A reconciliation of unrecognized tax benefits, excluding potential interest and penalties, for the fiscal years ended 2023, 2022, and 2021 is as follows:
(In millions)202320222021
Balance at beginning of year$77.8 50.6 67.8 
Gross increases in prior period tax positions11.9 0.9 0.6 
Gross decrease from disposition
(10.4)— — 
Gross decreases in prior period tax positions(23.4)(0.2)(12.0)
Gross increases in current period tax positions3.8 28.6 4.6 
Decrease related to settlements with tax authorities(8.4)— (2.7)
Decreases from the expiration of statute of limitations(11.4)(2.1)(7.7)
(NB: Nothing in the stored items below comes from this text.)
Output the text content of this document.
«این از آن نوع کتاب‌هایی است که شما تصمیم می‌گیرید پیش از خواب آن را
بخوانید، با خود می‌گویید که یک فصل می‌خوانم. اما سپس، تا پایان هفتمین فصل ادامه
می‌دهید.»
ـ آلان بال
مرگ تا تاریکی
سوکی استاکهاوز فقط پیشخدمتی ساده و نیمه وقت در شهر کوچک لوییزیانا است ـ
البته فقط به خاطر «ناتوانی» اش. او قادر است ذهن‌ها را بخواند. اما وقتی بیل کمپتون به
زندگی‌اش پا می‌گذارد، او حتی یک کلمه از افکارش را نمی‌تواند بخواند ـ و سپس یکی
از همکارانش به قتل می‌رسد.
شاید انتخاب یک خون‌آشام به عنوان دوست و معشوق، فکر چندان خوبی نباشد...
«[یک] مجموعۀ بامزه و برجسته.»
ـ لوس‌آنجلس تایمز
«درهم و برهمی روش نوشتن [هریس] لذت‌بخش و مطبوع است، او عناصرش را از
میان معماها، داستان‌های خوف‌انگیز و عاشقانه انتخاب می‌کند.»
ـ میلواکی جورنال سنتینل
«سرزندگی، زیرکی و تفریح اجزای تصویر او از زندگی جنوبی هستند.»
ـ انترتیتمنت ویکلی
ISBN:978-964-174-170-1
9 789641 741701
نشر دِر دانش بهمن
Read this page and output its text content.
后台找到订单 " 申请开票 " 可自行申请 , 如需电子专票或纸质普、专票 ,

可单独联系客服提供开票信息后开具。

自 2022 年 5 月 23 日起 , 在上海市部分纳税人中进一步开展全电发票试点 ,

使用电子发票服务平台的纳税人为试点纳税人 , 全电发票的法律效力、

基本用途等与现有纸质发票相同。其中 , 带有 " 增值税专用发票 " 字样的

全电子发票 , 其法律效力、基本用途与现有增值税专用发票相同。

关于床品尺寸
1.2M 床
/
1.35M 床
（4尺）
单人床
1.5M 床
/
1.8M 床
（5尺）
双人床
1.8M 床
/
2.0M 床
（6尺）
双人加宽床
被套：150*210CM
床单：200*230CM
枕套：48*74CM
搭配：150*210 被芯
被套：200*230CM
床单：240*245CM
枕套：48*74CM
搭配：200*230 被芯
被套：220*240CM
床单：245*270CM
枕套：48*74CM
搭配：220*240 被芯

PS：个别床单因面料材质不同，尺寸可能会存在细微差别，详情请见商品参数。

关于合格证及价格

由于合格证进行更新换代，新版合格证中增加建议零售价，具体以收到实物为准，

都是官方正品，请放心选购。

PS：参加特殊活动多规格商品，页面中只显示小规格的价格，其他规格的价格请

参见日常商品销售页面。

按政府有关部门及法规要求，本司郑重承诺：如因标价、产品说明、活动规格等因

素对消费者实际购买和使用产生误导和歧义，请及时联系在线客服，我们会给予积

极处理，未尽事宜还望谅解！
Balance at end of year$39.9 77.8 50.6 
Unrecognized tax benefits as of December 31, 2023, December 25, 2022 and December 26, 2021 were $39.9 million, $77.8 million, and $50.6 million, respectively, and are recorded within Other liabilities, Prepaid expenses and other current assets, and Other assets in the Company's Consolidated Balance Sheets. If recognized, these tax benefits may have affected our income tax provision for fiscal years 2023, 2022, and 2021 by approximately $46.0 million, $53.0 million, and $46.0 million, respectively.
During 2023, 2022, and 2021, the Company recognized $5.8 million, $2.2 million, and $2.6 million, respectively, of potential interest and penalties, which are included as a component of Income taxes in the
accompanying Consolidated Statements of Operations. As of December 31, 2023, December 25, 2022, and December 26, 2021, the Company had accrued potential interest and penalties of $6.2 million, $8.8 million, and $7.3 million, respectively.
The Company and its subsidiaries file income tax returns in the United States and various state and international jurisdictions. In the normal course of business, the Company is regularly audited by U.S. federal, state and local and international tax authorities in various tax jurisdictions. The Company is no longer subject to U.S. federal income tax examinations for years before 2017. With few exceptions, the Company is no longer subject to U.S. state or local and non-U.S. income tax examinations by tax authorities in its major jurisdictions for years before 2017. The Company is currently under income tax examination by the Internal Revenue Service and in several U.S. state and local and non-U.S. jurisdictions.
The Company believes it is reasonably possible that a decrease of approximately $0.0 million - $4.0 million in gross unrecognized tax benefits may be necessary within the coming year as a result of expected tax return settlements and lapse of statute of limitations.